Before you even talk about what and how to implement the intent of a story, you can slice it in a way which will make it “smaller” in scope (and implementation time) by default.
You can do this by turning general terms in the story (aka the “seams”) into more specific examples for the:
Becoming more specific about the customer you are addressing with a story has the potential to narrow its scope. You can initially focus on a specific customer group which gives you a narrower focus for the capabilities you build first.
For example, in the superannuation domain, if you are looking to develop a suite of investment capabilities to help users of your superannuation product build their retirement wealth, you can first target older customers – who will likely be more interested in reducing risk and consolidating their existing funds – and defer any capabilities (or marketing) aimed at younger people who might want to increase risk to maximise returns:
As a personal superannuation customer aged over 55 and with a family I want to reduce the risk in my investment portfolio So that I can protect my retirement wealth
You can also use this technique to slice (be more specific about) user roles such as administrator (e.g. system administrator, project administrator, kanban board administrator). Again, this will allow you to focus on one type of administrator first, create working/shippable product and defer addressing the other types to a later date.
Consider a top level capability: “I want to do my banking online”. Try this – take the general term “do my banking”, and write down all the things you can think of which you do (or might want to) in the banking domain.
As with the customer, becoming more specific about the customer job gives you options to focus on first. In the banking domain, “I want to pay my bills online” is a slice (specific capability) underneath the story “I want to do my banking online”. So are “I want to transfer money online”, “I want to apply for loans online” and “I want to save money online”.
You can get even more specific (i.e. slice further) with each of these. “I want to pay my bills online with BPAY”, “I want to transfer money to my trading account online”, “I want to apply for a chattel mortgage online” or “I want to automatically top up my savings online”.

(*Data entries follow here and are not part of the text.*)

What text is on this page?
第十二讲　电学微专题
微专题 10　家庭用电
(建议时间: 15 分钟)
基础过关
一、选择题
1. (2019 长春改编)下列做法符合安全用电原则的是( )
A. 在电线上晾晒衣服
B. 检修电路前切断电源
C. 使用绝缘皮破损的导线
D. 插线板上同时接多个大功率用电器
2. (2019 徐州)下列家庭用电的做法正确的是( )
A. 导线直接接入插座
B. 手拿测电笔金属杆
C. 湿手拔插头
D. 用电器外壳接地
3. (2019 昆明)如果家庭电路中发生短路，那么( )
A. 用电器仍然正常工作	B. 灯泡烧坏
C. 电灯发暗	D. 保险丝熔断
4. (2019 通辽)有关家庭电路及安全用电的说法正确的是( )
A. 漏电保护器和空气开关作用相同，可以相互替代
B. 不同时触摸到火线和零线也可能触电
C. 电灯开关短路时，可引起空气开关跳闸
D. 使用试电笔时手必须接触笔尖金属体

Regardless of how deep you slice, each of these are independently valuable capabilities which you can focus on first, and defer the rest. Each of them on their own would provide a working product which does something useful for a customer, should you release it to them. Even if you don’t think you want to release only one of these capabilities, developing one of them to a shippable state BEFORE moving onto another creates the possibility of releasing something earlier than if you batch up the capabilities, plus it shows demonstrable progress and enables feedback.